A volunteer initiative connecting experienced diaspora engineers with mid-career developers (typically 5+ years experience) for focused, 20-30 minute 1:1 mentorship sessions on real career and technical problems.

This is a small, curated, experiment-first pilot rather than a big platform. The goal is to create a high-trust space where serious engineers can get practical, context-aware guidance from people who have already walked a similar path.

Why this exists

There are excellent global mentorship and interview platforms already, but they are generic by design. Many engineers in Pakistan and similar ecosystems either never reach those platforms, or struggle to find mentors who understand their educational context, constraints, and reality on the ground.

At the same time, diaspora engineers often want to give back, but do not have a lightweight, structured way to do it that respects their time and boundaries.
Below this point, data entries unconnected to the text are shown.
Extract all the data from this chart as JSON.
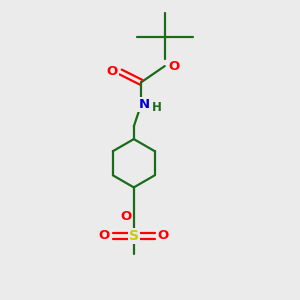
{
  "background_color": "#ebebeb",
  "atom_colors": {
    "O": "#ff0000",
    "N": "#0000cc",
    "S": "#cccc00",
    "C": "#1a6b1a"
  },
  "bond_color": "#1a6b1a",
  "figsize": [
    3.0,
    3.0
  ],
  "dpi": 100,
  "lw": 1.6
}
This network tries to bridge that gap: a small, curated group of mentors and mentees, matched for focused conversations on specific topics like system design, career navigation, and senior or staff level interview preparation.

Who this is for

Mentees – mid-career engineers who want help with topics like:

System design thinking Senior or staff interview prep Career navigation Technical leadership Backend and distributed systems

Mentors – diaspora engineers (Pakistani and non-Pakistani) with industry experience who are willing to donate a small number of short sessions each month.

Get involved

Cohort 1 (Pilot)

Cohort 1 is a small, time-boxed pilot to validate the format and matching process before scaling.
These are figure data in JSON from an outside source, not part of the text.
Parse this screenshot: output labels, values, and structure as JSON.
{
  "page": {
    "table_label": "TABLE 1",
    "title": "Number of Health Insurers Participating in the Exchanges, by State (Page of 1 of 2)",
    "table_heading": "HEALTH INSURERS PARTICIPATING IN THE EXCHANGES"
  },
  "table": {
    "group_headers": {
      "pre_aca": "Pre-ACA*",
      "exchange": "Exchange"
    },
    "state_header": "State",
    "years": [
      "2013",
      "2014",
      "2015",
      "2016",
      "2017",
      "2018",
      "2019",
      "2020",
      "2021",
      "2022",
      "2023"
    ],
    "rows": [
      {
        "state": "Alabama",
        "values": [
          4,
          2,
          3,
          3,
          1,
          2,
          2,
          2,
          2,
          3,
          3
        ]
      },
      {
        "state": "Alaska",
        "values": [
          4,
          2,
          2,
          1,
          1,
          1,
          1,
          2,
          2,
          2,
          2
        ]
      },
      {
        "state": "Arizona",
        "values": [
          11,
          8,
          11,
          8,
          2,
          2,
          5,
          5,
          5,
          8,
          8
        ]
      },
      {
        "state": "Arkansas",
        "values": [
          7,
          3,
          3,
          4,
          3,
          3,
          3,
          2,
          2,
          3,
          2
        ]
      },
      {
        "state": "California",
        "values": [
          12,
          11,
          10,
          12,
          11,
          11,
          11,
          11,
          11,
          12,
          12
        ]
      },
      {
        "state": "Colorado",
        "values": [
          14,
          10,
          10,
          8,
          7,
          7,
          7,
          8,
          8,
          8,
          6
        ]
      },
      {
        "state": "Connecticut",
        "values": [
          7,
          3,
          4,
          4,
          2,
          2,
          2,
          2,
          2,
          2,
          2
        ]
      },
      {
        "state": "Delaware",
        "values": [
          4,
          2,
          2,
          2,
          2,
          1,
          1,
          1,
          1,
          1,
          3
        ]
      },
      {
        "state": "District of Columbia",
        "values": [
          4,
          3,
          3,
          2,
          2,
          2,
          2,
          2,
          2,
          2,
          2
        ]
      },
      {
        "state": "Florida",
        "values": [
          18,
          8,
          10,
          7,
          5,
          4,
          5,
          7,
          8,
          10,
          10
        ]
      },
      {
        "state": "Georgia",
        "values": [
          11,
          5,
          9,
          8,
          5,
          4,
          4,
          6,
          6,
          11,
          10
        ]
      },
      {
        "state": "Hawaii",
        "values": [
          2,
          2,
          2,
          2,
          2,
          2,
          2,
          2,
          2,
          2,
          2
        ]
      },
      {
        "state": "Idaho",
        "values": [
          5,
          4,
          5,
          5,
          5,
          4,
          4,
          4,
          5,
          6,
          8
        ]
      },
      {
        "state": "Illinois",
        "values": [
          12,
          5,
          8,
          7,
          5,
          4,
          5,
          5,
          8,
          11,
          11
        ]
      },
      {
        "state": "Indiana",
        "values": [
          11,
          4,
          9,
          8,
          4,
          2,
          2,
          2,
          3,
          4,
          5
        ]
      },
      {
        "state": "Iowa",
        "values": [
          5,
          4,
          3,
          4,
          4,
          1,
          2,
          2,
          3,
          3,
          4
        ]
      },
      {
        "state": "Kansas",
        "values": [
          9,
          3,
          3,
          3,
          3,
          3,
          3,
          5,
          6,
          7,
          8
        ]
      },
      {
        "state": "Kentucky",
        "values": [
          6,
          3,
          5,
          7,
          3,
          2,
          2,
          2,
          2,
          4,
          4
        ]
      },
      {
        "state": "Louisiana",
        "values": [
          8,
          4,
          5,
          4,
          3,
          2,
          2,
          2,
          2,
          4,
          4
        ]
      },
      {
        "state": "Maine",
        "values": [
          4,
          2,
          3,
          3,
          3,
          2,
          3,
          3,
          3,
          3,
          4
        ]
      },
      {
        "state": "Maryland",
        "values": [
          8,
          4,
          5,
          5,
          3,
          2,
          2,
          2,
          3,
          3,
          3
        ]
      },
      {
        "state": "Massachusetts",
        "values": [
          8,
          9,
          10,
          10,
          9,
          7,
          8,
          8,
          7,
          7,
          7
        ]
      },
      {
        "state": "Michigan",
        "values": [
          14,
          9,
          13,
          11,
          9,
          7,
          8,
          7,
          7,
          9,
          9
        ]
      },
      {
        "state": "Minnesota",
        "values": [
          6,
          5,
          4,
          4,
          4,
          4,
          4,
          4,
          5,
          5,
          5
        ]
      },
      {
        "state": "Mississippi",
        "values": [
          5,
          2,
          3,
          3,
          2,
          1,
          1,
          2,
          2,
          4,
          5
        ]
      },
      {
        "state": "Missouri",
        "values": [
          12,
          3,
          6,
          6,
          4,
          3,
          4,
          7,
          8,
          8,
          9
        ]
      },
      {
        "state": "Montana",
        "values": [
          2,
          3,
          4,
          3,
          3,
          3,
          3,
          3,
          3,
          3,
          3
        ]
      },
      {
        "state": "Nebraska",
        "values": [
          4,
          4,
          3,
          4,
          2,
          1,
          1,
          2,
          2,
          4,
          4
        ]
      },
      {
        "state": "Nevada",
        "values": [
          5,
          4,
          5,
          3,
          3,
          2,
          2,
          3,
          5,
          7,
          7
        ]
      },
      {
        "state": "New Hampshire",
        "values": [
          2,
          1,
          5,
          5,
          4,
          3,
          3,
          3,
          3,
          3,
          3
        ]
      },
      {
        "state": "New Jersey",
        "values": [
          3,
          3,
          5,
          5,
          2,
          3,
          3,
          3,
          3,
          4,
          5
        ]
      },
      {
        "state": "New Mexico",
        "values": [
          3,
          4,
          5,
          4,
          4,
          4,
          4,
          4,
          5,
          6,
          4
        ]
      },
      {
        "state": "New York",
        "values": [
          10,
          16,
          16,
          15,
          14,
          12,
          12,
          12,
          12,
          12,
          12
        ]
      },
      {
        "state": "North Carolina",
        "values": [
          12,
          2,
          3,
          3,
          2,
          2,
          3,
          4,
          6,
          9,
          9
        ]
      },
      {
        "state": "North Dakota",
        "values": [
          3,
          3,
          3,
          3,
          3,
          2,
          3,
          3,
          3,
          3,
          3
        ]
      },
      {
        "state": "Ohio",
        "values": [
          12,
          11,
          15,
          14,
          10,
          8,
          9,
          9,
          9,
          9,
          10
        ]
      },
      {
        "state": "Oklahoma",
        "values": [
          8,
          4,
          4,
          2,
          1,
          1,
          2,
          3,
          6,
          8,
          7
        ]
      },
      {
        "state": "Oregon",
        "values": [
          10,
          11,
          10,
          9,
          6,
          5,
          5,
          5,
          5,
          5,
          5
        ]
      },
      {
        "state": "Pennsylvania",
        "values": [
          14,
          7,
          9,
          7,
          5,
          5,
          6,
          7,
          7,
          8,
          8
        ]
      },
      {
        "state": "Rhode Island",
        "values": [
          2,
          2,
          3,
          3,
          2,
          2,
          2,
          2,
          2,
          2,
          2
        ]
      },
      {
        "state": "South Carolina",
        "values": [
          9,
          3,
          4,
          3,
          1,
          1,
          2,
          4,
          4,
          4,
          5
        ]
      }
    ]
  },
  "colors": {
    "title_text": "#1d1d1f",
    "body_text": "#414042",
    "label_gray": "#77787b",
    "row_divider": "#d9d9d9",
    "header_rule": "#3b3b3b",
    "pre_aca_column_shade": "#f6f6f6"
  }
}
➤ Cohort 1 details & timeline

Join as a mentor

Volunteer a small number of focused sessions each month and support motivated engineers who are trying to grow into senior and staff level roles. You control your own availability and boundaries. Most mentors aim for 1-2 short sessions per month, but you decide what is sustainable.

➤ Mentor signup form

Apply as a mentee

For engineers with roughly 5+ years of experience who have a specific question, challenge, or upcoming opportunity and want targeted feedback rather than generic advice. Sessions are most useful when you come prepared with concrete context and 1-3 focused questions.

➤ Mentee signup form

How matching works

The matching process is intentionally simple and curated to protect mentor time and create high-quality conversations:

  1. Mentees apply with background, topic, specific goal, and availability.
  2. Requests are reviewed to ensure they are clear, serious, and appropriate for the network.
  3. Manual matching pairs each mentee with a mentor whose expertise and time zone align.
  4. Scheduling happens via the mentor calendar tool (for example, Calendly), so mentors keep full control of their calendars and can pause or adjust availability at any time.

Sessions are typically 20-30 minutes and focused on a single theme: for example, walking through a system design thought process, reviewing a resume for a specific role, or talking through how to approach a staff level interview loop.

Expectations

FAQ

Why are you doing this? Many talented engineers in Pakistan do not have access to senior mentorship, especially for system design, career navigation, and interview strategy. At the same time, diaspora engineers often want to help but lack a simple way to do so in a structured, low-commitment format. This pilot is an attempt to create that bridge.
Do platforms like ADPList or interviewing.io already solve this? They solve important parts of the problem, but they are general purpose by design. They rarely provide culturally aligned, context aware mentorship for engineers in Pakistan, and they do not curate a small, trust-based network focused specifically on this demographic. This initiative is intentionally narrow and community driven rather than broad and generic.
Is this free? Yes. Mentors volunteer their time. There are no fees for the pilot.
How much time do mentors commit? Mentors set their own availability. Many will offer 1-2 short sessions per month. There is no expectation of ongoing weekly involvement unless a mentor chooses to offer more time.
Do mentees get referrals? No. The purpose of these conversations is mentorship: sharpening thinking, strategy, and clarity. Any referrals that happen later are entirely at the mentor's discretion and should not be expected.
Do mentors need to prepare material? No. The format is closer to office hours than to a class. Mentees are expected to bring specific questions and context. Mentors bring their experience and judgment.
Why focus on Pakistan first? The initial focus is on Pakistan because that is where the gap is most visible and personally familiar, and where diaspora mentors can be most context aware. Over time, the model may expand, but it starts where the need and alignment are clearest.